日本共産党

国家公務員退職手当法「改正」案の反対討論

2003年5月27日 参議院 総務委員会 日本共産党 宮本岳志議員

 私は、日本共産党を代表して、国家公務員退職手当法等の一部を改正する法律案に反対の討論を行います。

 反対理由の第一は、高級官僚の天下り、高額退職金に対する措置が極めて不十分だという点であります。

 本改正案は、早期退職特例措置を見直して、事務次官などについては割増しの不適用とした結果、現行八千九百四十六万円が七千八百七万円へと減額になることが予定されています。しかし、例えば一般公務員の一九九九年退職者の平均で二千九百四十八万円、勧奨退職者平均三千八十万円と比べれば、改正後の水準も極めて高額であり、到底国民の理解が得られる水準とは言えません。

 法案には、職員が退職と同時に独法などの役員となった場合の退職金支給を一回とする内容も盛り込まれています。これは、事実上、新たな出向制度を設けるものであり、出向という以上は退職金が一回となるのは当然のことです。しかし、国の事務又は事業と密接な関連を有する業務を担う法人で、国からの役員出向が必要だというのなら、そのような業務をなぜ、わざわざ国の機関から切り離したのかが問われなくてはなりません。一般職員は行政から分離しながら、幹部だけは行政と行き来するというのでは、国民から批判の強い高級官僚の天下りを衣替えして存続させることにもなりかねません。

 反対理由の第二は、一般公務員の退職手当の引下げが、待遇改善の願いに反するものだからです。引下げ率六%は、昨年度実施された本俸二%引下げと合わせると、実際に受け取る退職金額で八%を超える減額となるものです。
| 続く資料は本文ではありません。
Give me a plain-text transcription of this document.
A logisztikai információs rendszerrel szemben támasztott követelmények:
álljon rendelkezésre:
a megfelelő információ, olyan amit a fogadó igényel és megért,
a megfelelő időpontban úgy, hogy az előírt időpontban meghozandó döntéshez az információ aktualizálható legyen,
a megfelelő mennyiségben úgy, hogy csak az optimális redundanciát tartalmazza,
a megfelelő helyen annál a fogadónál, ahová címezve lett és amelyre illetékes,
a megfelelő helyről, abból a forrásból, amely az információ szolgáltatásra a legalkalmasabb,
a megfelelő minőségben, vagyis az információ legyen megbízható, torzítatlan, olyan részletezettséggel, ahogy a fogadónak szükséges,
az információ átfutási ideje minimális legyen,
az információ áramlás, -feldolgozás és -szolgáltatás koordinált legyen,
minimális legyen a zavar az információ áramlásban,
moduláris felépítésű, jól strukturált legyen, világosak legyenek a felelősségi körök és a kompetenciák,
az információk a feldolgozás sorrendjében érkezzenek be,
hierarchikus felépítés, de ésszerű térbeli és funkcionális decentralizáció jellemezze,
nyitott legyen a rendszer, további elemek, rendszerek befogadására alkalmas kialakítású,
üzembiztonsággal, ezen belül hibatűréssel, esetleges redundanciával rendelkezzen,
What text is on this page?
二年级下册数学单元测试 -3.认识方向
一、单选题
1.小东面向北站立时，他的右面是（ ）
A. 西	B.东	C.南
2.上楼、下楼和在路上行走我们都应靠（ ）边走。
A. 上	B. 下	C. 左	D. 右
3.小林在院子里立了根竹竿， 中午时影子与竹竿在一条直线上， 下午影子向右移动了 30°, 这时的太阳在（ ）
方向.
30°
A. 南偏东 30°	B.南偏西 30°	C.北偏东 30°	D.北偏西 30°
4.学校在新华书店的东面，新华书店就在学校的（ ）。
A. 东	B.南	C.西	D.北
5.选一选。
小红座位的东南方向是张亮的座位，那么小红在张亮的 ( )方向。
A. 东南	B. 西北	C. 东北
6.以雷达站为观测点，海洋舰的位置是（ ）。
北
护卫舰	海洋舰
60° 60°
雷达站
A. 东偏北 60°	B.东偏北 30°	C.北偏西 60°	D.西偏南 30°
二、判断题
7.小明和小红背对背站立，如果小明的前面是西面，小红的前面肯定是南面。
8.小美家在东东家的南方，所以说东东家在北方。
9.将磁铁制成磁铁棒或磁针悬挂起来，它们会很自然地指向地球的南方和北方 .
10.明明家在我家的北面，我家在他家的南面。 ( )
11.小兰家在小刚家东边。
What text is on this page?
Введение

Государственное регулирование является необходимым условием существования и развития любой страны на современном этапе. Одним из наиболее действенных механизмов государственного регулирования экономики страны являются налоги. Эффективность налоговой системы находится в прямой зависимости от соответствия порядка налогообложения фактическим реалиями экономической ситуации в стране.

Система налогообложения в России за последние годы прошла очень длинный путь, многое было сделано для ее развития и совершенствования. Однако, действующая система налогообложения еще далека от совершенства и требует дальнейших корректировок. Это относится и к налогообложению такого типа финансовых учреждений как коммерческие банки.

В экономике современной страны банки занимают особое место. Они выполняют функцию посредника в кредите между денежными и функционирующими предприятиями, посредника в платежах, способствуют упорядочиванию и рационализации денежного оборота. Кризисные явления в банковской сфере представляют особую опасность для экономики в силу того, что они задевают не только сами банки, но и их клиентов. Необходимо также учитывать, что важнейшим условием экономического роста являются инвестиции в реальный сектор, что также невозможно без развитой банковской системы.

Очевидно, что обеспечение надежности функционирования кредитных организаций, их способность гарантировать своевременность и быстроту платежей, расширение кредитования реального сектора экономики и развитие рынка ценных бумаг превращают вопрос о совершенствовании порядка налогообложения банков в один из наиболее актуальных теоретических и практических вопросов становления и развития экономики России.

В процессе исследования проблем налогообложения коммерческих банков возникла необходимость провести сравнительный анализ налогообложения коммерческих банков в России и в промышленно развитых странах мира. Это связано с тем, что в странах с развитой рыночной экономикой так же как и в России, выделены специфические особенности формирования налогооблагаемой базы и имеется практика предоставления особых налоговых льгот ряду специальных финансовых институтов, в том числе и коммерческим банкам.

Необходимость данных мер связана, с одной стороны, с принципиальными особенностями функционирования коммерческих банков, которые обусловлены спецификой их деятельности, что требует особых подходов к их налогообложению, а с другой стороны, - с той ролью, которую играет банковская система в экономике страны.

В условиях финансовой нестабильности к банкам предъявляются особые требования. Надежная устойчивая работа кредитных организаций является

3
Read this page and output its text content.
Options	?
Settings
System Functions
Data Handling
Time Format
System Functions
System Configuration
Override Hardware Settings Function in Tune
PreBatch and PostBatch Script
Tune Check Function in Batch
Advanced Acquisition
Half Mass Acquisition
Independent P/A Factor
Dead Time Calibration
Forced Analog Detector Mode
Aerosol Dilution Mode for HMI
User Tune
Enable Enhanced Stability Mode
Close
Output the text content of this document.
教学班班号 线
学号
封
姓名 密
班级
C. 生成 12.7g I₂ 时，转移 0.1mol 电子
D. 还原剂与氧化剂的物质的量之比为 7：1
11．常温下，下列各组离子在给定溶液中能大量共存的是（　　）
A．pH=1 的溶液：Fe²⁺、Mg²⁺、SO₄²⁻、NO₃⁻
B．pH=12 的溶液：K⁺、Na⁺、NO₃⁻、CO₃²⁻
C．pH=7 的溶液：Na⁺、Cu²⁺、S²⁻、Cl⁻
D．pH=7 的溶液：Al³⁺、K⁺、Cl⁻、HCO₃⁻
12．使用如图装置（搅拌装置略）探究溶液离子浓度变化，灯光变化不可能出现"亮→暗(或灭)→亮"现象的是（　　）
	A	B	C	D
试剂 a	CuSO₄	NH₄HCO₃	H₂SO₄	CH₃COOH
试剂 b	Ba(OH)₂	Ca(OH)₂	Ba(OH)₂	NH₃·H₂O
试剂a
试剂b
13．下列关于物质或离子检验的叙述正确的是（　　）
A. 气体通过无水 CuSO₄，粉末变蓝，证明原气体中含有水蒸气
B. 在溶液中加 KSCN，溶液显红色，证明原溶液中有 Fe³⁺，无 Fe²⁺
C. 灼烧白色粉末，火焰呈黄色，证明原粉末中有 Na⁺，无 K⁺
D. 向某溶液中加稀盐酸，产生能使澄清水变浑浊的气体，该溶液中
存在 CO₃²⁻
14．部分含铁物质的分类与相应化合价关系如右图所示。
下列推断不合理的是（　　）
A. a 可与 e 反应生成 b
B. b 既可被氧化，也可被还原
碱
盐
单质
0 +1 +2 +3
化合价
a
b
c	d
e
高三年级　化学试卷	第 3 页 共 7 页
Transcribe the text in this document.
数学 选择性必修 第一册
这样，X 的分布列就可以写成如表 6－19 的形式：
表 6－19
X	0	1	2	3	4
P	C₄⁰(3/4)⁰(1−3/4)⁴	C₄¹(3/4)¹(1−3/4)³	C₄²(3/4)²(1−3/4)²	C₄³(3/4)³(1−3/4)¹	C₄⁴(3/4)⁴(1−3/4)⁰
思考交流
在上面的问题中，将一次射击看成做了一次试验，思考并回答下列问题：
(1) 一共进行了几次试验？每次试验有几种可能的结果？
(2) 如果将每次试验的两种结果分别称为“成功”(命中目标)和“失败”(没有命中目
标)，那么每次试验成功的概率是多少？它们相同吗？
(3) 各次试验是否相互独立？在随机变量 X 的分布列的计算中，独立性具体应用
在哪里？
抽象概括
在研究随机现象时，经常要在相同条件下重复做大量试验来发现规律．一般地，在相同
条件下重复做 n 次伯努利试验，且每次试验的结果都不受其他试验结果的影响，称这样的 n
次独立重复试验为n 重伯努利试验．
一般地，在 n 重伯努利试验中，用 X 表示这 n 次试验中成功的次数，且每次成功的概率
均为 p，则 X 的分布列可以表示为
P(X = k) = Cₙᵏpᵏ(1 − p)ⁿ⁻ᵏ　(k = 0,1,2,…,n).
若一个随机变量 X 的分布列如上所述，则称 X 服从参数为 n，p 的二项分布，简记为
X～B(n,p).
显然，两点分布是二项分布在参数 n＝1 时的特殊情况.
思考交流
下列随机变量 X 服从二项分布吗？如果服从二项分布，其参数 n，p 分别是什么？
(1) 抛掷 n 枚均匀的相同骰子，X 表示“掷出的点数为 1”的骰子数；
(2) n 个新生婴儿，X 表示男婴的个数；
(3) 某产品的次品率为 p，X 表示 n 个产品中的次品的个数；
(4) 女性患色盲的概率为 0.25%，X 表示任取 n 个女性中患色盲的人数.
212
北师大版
そもそも、その根拠とされている民間の給与と退職金水準の低下は自民党内閣の失政の結果であり、単純な官民比較を理由として、一般公務員の家計や生涯設計に大きな影響を及ぼす退職金支給水準の引下げを行うことには賛成できません。

 以上、改正案全体としては、高級官僚の特権的待遇は依然として温存され、一方で、一般公務員には犠牲を強いるものであることを申し上げまして、反対討論といたします。